Die Pkw-Neuzulassungen erreichten ein 44-Jahres-Tief

Etwa ein Fünftel der Pkw-Neuzulassungen sind zur Jahresmitte weniger © APA/APA (dpa) Icon Image/Mark Muller

Wer sich ein neues Auto kaufen möchte, braucht derzeit viel Strom. Bei Neuwagen gibt es teilweise Wartezeiten von bis zu einem Jahr. Grund sind unter anderem Lieferschwierigkeiten durch fehlende Chips.

Im ersten Halbjahr 2022 erreichten die Pkw-Neuzulassungen in Österreich laut Daten des Österreichischen Statistikamtes den niedrigsten Wert seit 44 Jahren. Von Januar bis Juni wurden 108.606 Pkw neu zugelassen, ein Fünftel weniger als im ersten Halbjahr 2021.

Die Branche steht derzeit vor einer ganzen Reihe von Problemen – von Lockdowns in China über grassierende Rohstoffknappheit, fehlende Elektronikkomponenten, Inflation bis hin zu einer drohenden Rezession.

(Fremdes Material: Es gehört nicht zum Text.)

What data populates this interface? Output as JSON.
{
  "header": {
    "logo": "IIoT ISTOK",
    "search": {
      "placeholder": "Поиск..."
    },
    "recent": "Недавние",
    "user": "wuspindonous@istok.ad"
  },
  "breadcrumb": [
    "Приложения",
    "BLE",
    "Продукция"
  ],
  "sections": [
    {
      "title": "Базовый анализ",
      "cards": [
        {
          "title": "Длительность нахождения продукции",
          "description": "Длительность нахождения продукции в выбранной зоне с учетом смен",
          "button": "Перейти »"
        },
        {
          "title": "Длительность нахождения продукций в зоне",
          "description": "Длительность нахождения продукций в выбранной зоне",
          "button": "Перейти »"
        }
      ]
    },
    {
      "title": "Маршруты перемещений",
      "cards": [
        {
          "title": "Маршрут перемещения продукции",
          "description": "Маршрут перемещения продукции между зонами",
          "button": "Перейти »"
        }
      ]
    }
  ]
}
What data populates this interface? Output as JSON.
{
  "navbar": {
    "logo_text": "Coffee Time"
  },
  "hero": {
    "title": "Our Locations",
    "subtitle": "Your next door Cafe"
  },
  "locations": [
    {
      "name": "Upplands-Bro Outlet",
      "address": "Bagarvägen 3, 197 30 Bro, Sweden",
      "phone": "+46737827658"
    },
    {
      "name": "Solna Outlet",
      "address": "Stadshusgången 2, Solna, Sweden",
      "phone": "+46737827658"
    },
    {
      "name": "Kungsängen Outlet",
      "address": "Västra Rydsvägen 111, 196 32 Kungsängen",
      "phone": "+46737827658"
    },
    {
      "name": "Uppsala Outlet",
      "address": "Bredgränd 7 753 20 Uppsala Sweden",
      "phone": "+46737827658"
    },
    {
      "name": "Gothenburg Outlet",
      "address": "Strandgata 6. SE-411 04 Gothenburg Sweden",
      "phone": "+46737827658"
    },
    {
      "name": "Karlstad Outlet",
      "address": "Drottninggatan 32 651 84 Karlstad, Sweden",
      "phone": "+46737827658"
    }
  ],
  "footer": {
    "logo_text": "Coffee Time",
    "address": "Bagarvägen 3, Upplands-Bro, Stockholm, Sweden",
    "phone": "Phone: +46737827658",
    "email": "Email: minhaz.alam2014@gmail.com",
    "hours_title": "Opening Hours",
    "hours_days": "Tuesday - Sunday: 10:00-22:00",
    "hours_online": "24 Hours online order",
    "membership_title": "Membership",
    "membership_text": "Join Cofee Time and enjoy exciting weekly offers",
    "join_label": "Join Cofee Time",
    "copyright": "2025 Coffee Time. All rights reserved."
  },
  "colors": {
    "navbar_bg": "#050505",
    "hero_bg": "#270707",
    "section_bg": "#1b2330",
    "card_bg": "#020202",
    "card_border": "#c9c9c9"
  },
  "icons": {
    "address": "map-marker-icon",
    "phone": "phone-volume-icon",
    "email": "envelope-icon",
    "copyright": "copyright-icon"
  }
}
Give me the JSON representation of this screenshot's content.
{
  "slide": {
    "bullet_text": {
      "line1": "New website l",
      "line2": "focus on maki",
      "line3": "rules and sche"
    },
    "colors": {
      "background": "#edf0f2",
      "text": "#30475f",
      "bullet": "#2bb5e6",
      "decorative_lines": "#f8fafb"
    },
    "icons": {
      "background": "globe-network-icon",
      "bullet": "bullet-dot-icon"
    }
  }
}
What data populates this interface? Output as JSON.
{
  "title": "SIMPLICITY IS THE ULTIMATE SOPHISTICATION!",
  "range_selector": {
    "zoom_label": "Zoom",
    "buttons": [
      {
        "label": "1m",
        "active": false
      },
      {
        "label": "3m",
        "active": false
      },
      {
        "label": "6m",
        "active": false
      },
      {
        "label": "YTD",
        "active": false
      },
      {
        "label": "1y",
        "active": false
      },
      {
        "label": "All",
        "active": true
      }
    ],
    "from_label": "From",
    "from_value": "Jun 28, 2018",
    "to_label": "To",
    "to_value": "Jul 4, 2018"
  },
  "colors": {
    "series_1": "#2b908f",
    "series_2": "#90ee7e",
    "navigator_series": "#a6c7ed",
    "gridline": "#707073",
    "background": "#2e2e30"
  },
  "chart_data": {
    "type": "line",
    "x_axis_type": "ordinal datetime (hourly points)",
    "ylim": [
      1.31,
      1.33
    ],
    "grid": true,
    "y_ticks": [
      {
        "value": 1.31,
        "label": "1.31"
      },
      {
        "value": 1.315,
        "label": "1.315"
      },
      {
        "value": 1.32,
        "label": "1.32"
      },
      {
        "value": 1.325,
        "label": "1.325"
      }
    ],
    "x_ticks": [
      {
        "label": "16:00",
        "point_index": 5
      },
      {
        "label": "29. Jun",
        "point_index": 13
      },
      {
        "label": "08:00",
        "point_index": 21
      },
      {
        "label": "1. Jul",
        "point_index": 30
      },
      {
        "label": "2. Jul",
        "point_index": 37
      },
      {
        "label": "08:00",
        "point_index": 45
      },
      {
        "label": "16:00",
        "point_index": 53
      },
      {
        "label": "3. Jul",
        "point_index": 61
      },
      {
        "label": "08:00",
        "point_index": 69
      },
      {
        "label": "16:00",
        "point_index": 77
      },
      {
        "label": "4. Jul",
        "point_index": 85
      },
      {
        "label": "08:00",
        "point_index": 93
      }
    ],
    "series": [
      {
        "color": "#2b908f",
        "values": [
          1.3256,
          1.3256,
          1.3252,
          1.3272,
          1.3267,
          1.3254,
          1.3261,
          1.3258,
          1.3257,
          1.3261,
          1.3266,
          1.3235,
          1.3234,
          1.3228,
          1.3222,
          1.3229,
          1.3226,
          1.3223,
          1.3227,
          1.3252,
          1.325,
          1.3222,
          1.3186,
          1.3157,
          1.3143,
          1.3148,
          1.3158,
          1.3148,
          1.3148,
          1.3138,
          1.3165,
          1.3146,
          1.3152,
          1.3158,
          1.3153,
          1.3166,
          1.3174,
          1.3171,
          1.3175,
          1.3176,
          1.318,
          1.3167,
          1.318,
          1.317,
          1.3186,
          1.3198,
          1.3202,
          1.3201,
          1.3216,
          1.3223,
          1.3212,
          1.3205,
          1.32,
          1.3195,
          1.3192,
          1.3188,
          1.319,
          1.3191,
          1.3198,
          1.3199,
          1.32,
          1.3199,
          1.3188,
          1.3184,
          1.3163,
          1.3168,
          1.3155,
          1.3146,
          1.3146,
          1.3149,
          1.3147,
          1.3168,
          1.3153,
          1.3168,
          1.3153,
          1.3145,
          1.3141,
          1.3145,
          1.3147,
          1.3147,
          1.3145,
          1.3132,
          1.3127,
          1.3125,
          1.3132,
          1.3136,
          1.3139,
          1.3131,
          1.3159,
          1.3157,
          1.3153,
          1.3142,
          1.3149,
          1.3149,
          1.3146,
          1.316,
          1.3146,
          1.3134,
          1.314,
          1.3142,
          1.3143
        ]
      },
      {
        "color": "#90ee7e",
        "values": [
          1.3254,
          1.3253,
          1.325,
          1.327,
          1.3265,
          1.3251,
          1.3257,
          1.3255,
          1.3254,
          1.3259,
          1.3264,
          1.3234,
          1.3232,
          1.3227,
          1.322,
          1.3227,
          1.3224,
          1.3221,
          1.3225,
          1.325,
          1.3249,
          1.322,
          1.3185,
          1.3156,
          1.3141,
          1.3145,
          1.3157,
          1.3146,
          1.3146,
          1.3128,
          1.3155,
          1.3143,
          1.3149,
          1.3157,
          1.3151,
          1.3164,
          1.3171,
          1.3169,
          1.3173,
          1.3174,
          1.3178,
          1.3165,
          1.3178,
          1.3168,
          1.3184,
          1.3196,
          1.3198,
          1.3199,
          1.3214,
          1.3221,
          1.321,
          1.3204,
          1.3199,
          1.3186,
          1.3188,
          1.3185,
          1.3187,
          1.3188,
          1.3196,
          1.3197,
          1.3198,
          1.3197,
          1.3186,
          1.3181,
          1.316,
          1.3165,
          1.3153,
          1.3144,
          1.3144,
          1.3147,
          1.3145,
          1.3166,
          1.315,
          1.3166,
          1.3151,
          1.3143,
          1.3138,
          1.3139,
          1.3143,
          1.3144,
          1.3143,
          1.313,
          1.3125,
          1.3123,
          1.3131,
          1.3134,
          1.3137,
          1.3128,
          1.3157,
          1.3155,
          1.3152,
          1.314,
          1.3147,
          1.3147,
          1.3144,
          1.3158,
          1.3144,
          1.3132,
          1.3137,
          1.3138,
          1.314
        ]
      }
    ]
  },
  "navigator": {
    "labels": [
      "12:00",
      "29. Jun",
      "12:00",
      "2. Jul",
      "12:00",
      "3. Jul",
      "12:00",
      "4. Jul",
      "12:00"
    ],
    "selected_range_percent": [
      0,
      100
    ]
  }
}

Im Vergleich zum ersten Halbjahr 2020, das von Covid-19 geprägt war, sind die Pkw-Neuzulassungen in Österreich im Vergleich zu 2019 um 3,7 % zurückgegangen, was einem Rückgang von 38,3 % entspricht, sagte der österreichische Statistikdirektor Tobias Thomas am Montag. Rundfunk. Bei den Kraftfahrzeugen (Automobilen) insgesamt wurden 23 Prozent weniger Neuzulassungen gemeldet als im Vorjahr.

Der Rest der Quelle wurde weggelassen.